Voltar a falar sobre um Estado palestino equivale, mais uma vez, a legitimar o agressor e a preparar o caminho, esperemos que estejamos enganados, para um novo desastre para o povo palestino.

 

Na sede da ONU, mais de um delegado ocidental congratulava-se pelo facto de mais de 150 Estados em todo o mundo terem reconhecido a Palestina. De que serviu isso? O regime de Tel Aviv continua a matar com os seus mísseis uma média de cem habitantes de Gaza por dia, a que se somam as mortes por inanição e falta de cuidados médicos, enquanto os seus ministros anunciam novos assentamentos e a expulsão de mais palestinianos da Cisjordânia.
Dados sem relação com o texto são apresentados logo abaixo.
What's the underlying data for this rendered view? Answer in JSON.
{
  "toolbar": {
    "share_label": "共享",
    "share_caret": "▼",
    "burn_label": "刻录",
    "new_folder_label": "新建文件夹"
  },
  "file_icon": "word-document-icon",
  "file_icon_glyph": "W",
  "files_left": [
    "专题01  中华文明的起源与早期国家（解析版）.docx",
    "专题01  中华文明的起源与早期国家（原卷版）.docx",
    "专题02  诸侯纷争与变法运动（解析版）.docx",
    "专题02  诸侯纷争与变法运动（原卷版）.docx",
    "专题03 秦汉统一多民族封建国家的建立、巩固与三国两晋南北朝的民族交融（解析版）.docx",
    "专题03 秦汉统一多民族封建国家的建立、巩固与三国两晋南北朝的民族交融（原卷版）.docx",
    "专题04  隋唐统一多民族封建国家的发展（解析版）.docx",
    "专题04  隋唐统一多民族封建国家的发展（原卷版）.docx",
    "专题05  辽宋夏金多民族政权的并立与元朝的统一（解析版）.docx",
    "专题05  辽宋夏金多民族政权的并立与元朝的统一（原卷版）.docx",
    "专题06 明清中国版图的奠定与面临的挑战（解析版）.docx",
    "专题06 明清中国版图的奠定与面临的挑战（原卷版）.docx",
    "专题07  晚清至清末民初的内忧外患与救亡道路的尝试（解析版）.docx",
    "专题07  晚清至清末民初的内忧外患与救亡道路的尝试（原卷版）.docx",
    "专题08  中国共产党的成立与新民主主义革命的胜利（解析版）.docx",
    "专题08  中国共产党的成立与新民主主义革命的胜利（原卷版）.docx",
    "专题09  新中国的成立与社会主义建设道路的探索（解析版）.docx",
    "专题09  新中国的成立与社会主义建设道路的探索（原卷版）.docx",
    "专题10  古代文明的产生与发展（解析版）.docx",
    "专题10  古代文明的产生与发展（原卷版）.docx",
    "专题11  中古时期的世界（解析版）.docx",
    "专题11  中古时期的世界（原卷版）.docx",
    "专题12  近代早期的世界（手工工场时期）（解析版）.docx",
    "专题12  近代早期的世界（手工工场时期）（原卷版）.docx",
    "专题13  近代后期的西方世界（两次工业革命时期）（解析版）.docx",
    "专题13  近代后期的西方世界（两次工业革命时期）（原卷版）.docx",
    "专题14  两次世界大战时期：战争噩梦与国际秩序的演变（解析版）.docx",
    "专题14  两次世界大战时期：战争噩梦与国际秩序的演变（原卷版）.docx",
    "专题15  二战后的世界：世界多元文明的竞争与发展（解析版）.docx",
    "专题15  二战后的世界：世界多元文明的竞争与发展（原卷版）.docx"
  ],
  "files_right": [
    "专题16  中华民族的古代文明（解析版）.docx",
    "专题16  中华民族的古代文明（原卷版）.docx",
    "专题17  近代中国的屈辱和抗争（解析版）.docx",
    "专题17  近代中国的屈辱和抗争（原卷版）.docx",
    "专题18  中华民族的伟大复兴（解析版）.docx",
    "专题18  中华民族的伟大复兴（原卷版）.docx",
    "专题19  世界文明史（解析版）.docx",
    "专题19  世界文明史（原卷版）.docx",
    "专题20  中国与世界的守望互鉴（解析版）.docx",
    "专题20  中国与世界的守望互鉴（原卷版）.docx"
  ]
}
Os delegados dos países árabes que se tornaram os executores da visão americana de um Médio Oriente dominado por Israel afirmam que o reconhecimento do Estado palestino trará a paz à região; mas não dizem como, se ninguém está a fazer nada para impedir as matanças israelitas.

 

Pelo contrário, reconhecemos um Estado que nem existe nem vão deixar existir, enquanto assistimos de soslaio a uma campanha brutal de extermínio contra uma população indefesa que alguns querem disfarçar com debates intrincados sobre como chamá-la: genocídio, massacres ou «uso excessivo da força», como costuma dizer a nossa diplomacia europeia. Os promotores deste novo Estado, que ninguém sabe onde fica, costumam falar do «dia seguinte». Expulsar o Hamas a qualquer custo, reconstruir a Faixa, criar um sistema político palestiniano indefeso e dócil que esteja à disposição de Israel e fingir que nada aconteceu. Continuar a reforçar as relações diplomáticas entre o regime de Telavive e os países árabes, retomar o projeto económico e comercial do Grande Médio Oriente comandado por Israel e passar para uma nova etapa. Se não expulsarmos a população de Gaza, pelo menos encapsular a Faixa e garantir, desta vez sim, que não voltem a resistir.

 

Ninguém no Ocidente, nos círculos oficiais, exigiu que o regime israelita prestasse contas pelos seus crimes em 1948 e nos anos seguintes. A expulsão dos habitantes legítimos de um país e a inserção de centenas de milhares de emigrantes, com direito divino à terra, constituem um exemplo claro de exploração colonial, mas na Europa disfarçámo-lo como «conflito entre dois povos e dois discursos». Voltar a falar sobre um Estado palestino equivale, mais uma vez, a legitimar o agressor e a preparar o caminho, esperemos que nos enganemos, para um novo desastre para o povo palestino, a grande vítima desta mascarada de criminosos sionistas, hipócritas ocidentais e líderes árabes colaboracionistas.

 

 

 

Autor: Ignacio Gutiérrez de Terán Gómez-Benita - Arabista na Universidade Autónoma de Madrid.